The following four key findings about Next-Gen Donors should be referenced when developing strategies for their philanthropic edification.
- Driven by Values, Not Valuables. Next-Gen Donors are mindful of their family’s charitable legacy and want to connect with the needs of the day. They are driven by a deep sense of responsibility and values, and acknowledge their place as a privilege. They were influenced by parents (89%), grandparents (63%), close friends (56%) and peers (47%) in their approach to philanthropy; and for most, a philanthropic mindset was instilled early on in life.
- Impact is First. Next-Gen Donors want to be “strategic.” They want to add to their philanthropic toolbox, enhance what has been done in the past, and develop new philanthropic strategies. There are five key strategies mentioned: (1) conducting due diligence through research; (2) determining philanthropic goals and then searching for a fit; (3) funding root causes that promote systemic solutions; (4) wanting to see measurable impact and change from an organization before funding is received; and, (5) recommending the cause to others in their network.
- Time, Talent, Treasure and Ties. Next-Gen Donors want to be personally engaged and linked in. These donors “want to listen and offer their own professional or personal talents, all in order to solve problems together with those whom they support.” Mutually reinforcing philanthropic connections are central to Next-Gen Donor activities.

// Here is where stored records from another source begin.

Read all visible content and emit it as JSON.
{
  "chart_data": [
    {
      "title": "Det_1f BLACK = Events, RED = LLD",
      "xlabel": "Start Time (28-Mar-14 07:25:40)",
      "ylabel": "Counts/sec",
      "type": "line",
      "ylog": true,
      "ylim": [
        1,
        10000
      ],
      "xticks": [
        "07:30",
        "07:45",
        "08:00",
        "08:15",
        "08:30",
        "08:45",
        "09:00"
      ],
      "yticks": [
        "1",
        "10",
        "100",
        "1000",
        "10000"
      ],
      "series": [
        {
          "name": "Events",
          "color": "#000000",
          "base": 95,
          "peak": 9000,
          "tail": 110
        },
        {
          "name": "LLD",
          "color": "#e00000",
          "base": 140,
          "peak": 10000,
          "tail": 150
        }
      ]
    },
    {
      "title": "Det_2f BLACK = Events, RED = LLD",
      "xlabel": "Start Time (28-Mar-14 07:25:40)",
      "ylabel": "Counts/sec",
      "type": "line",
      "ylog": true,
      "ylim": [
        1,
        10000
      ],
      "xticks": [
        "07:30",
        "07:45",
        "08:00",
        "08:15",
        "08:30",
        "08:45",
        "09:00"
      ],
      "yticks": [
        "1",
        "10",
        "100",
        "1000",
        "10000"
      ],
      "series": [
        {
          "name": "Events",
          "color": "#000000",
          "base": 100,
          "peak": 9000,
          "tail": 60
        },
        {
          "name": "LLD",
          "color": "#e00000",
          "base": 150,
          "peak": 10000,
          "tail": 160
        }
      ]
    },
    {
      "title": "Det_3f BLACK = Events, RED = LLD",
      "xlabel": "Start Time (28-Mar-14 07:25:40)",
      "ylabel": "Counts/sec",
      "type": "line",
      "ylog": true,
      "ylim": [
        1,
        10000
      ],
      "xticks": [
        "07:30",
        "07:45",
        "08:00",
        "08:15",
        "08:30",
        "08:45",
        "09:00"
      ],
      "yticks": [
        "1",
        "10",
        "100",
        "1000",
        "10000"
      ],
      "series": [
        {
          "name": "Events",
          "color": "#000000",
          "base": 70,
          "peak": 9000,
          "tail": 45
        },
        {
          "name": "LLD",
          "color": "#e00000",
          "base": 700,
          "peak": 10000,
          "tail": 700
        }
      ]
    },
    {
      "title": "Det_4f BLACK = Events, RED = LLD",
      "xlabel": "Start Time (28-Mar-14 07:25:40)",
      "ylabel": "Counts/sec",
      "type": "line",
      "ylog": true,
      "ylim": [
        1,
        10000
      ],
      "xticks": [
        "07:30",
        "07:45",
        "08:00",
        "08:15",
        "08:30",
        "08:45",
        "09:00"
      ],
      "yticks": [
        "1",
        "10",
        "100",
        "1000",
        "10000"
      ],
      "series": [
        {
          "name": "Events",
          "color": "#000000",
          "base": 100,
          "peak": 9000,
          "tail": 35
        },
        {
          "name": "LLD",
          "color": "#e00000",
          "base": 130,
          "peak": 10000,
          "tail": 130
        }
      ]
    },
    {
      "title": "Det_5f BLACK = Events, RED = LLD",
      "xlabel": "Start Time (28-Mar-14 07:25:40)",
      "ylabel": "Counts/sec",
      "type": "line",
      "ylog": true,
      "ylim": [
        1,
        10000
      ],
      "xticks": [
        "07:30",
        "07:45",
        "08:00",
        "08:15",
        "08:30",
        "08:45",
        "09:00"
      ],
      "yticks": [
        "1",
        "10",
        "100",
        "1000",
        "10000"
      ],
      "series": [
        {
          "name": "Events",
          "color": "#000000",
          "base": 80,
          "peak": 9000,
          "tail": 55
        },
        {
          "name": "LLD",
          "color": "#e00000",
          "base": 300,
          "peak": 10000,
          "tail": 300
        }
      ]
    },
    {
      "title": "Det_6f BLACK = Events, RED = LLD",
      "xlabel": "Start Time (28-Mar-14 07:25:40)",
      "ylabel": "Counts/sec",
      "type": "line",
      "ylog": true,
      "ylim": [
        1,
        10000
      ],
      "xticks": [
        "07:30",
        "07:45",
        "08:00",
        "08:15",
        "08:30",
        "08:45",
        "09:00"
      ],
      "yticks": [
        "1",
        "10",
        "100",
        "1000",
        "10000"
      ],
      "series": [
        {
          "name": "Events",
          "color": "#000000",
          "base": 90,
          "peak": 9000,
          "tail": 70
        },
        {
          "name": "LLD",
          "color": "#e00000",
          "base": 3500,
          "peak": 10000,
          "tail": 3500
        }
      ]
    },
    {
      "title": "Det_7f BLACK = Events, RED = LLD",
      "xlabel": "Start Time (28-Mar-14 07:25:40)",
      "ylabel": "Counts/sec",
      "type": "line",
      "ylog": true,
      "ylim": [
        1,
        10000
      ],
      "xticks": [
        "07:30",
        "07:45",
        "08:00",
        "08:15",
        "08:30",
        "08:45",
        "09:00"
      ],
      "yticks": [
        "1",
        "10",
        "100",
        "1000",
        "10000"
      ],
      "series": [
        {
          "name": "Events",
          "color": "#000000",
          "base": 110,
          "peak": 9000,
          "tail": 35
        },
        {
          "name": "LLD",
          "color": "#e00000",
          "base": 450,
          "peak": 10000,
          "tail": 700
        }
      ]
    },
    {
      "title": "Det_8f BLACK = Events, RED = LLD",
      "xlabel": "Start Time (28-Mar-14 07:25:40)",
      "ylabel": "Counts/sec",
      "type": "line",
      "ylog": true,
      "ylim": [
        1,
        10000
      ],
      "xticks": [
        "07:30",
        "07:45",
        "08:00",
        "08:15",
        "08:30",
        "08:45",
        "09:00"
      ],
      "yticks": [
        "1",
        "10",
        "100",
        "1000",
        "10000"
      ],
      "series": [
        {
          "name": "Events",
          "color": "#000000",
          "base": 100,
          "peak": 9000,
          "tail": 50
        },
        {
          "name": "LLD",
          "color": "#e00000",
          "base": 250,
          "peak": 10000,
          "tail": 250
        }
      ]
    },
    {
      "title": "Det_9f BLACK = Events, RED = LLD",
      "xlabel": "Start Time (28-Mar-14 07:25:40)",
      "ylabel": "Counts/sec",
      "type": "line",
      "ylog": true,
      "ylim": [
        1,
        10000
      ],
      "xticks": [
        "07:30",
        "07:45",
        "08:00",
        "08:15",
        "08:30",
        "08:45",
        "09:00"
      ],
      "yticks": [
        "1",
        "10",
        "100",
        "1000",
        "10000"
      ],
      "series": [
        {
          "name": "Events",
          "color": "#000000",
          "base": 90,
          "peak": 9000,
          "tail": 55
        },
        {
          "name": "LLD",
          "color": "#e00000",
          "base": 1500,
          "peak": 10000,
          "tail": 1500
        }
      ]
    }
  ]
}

- Crafting a Philanthropic Identity. The Next-Gen Donor generation does not want to wait until the sunset of their lives to be philanthropic. In addition to wanting to do more than write a check, “they are eager to be taken seriously.” They are likely to use a variety of philanthropic vehicles, including Giving Circles, Pooled, and Donor-Advised Funds.
I once heard an outlandish response from a religious leader who asked about the church’s development program. When challenged to provide more financial transparency concerning stewardship collections, the leader stated that since he did not inquire how the donors “made their money,” it was “his business alone” to know how their contributions were ultimately used. One can only imagine and lament the long-term harmful impact that such a distorted posture of “stewarding” time, talents, and resources would have on current as well as the Next-Gen of Donors.
Instead of expressing such a misguided understanding of philanthropic arete, religious, nonprofit, and educational organizations would be wise to alternatively utilize insights gleaned from Holy Scripture, careful research, and fundraising professionals is when designing the curricula that will be used to strategically advance best-practice programs of philanthro-paideia. Only in such a fashion can our nation help inspire the emergence of the next generation of philanthropists.
In the end, the instruction of Saint Paul to Timothy, his young mentee, would be far more appropriate than the aforementioned blinkered perspective. “Let no one despise your youth,” the apostle advised. “Instead, you should be an example to the believers in speech, in conduct, in love, in faith, in purity (1 Timothy 4:12). Regardless of age, the ideal citizen should exemplify the “arete” of such mature philanthropic literacy.